Nissan is offering free credit monitoring and dark web monitoring to affected individuals. That is a reasonable starting point, not an endpoint. Four concrete steps:

  1. Place a credit freeze at all three bureaus (Equifax, Experian, TransUnion). A freeze is free under US federal law and blocks new credit accounts from being opened in your name — credit monitoring alerts you after the fact; a freeze prevents it.
  2. Contact your bank immediately about your account number. Banking details were explicitly listed in the breach. Ask your bank whether account numbers that appeared in the breach data can be rotated or flagged for enhanced verification.
  3. File an IRS Identity Protection PIN application. If your SSN was exposed, an IP PIN prevents anyone else from filing a federal tax return using your number. The IRS IP PIN program is free at irs.gov.
  4. Watch for targeted email lures. Expect phishing emails referencing your employer, payroll system, or HR department in the weeks ahead. The data now in circulation is detailed enough to make these messages look credible. Treat any unsolicited HR or payroll email — even one addressed to you by name — with skepticism and verify through internal channels before clicking.

Looking Ahead

Oracle's June 10 emergency patch covers CVE-2026-35273, but patching closes the door after the theft has already happened for organizations breached in the May 27 to June 9 window. Any company running an on premises or hosted PeopleSoft deployment that has not confirmed the patch is applied should treat the system as potentially compromised and initiate forensic review rather than waiting for signs of data exfiltration.

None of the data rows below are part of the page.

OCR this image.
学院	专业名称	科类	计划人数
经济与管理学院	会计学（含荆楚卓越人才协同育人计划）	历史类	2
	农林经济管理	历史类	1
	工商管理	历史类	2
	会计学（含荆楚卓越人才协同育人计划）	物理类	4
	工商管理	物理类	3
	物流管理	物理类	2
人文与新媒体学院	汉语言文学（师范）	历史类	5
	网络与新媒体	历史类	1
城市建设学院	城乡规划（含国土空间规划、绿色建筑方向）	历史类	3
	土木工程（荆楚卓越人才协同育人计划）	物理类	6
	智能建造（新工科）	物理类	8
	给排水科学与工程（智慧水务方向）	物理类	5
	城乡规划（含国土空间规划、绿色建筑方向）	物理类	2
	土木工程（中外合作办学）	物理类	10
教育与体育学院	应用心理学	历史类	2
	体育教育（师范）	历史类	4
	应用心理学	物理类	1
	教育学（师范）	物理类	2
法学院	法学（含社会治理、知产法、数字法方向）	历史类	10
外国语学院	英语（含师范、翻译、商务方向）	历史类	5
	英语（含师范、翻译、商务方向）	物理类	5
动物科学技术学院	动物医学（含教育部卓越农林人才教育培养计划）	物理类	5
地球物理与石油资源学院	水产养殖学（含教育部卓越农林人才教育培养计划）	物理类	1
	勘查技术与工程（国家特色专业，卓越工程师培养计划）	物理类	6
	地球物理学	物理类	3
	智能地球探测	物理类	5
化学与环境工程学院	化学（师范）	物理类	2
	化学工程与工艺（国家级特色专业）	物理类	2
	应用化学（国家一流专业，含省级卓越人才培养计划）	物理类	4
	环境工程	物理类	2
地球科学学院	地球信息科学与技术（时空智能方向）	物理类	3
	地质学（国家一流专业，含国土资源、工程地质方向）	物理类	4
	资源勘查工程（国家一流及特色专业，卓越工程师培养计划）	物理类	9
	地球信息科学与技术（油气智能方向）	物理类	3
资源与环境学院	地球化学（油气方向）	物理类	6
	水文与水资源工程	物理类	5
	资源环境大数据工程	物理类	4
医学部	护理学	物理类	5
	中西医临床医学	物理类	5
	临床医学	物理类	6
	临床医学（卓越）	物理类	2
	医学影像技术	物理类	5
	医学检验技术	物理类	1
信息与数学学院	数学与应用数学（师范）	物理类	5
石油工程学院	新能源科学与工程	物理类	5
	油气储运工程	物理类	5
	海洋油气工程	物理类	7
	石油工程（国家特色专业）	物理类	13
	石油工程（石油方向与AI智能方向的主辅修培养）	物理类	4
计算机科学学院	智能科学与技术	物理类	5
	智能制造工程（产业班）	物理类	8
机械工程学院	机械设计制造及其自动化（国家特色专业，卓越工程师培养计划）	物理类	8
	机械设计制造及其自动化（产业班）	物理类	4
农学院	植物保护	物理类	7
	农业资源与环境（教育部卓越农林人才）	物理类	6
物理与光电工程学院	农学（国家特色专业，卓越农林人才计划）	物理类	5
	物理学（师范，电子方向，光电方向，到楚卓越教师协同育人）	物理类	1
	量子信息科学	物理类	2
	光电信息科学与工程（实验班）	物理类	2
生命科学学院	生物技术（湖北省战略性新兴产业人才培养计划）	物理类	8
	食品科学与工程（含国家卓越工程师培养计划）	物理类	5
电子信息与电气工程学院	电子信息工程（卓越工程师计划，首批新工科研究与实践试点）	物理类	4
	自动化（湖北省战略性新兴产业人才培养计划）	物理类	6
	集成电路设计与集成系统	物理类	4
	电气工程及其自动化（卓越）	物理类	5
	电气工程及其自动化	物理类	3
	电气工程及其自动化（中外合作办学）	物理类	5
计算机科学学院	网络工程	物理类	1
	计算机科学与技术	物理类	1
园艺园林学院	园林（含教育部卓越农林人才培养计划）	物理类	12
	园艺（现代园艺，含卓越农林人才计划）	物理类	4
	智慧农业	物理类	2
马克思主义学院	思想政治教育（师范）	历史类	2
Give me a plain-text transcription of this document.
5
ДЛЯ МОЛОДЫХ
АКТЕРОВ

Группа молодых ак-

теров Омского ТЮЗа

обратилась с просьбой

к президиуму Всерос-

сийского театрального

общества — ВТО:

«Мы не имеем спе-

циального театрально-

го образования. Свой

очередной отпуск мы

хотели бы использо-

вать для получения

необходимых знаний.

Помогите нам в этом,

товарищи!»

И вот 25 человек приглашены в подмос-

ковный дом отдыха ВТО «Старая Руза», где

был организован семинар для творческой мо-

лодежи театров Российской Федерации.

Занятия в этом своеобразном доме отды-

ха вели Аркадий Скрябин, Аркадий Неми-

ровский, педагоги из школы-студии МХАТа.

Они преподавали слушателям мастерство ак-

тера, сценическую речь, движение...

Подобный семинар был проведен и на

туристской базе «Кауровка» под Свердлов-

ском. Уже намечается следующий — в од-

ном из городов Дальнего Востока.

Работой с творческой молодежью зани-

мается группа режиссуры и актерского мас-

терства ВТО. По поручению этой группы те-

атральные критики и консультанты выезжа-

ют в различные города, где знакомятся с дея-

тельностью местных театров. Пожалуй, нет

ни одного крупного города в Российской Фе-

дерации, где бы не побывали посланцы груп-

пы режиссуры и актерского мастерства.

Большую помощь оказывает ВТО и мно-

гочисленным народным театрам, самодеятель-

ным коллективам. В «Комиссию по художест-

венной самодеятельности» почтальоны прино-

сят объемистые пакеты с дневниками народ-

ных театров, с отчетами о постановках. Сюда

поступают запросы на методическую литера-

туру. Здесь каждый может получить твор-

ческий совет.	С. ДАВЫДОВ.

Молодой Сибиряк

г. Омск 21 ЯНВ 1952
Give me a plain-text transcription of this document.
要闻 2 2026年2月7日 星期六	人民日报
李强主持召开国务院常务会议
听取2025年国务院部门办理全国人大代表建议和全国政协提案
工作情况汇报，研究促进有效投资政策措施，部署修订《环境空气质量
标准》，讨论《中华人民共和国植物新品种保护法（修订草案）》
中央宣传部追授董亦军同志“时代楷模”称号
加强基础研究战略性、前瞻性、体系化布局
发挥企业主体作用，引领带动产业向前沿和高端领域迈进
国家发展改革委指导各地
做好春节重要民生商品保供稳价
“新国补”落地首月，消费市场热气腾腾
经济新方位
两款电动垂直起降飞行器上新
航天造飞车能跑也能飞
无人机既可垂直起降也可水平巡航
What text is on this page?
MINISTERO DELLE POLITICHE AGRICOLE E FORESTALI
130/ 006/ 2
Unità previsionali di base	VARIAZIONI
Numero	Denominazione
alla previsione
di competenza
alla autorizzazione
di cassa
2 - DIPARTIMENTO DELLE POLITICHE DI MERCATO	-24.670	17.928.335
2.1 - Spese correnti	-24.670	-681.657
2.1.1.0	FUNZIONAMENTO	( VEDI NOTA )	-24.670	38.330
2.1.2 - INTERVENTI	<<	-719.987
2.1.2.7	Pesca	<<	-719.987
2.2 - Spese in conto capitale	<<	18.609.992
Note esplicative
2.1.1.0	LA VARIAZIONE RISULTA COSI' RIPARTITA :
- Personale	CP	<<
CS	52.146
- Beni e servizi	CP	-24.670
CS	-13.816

For Nissan specifically, the regulatory clock is now running across four jurisdictions simultaneously. US state breach notification laws, Canada's PIPEDA, Mexico's LFPDPPP, and Brazil's LGPD each impose different timelines and requirements — and the breadth of data categories exposed (banking, tax, national ID numbers) triggers obligations under all of them.

The broader lesson from this campaign is structural: a single unauthenticated network flaw in widely deployed enterprise HR software gave one threat group simultaneous access to employee payroll records at universities, insurers, and multinational manufacturers across three continents. The 13 day exploitation window before the patch existed is a reminder that zero days in enterprise software are not hypothetical — and the HR systems that hold the most sensitive employee data are precisely the targets attackers prioritize.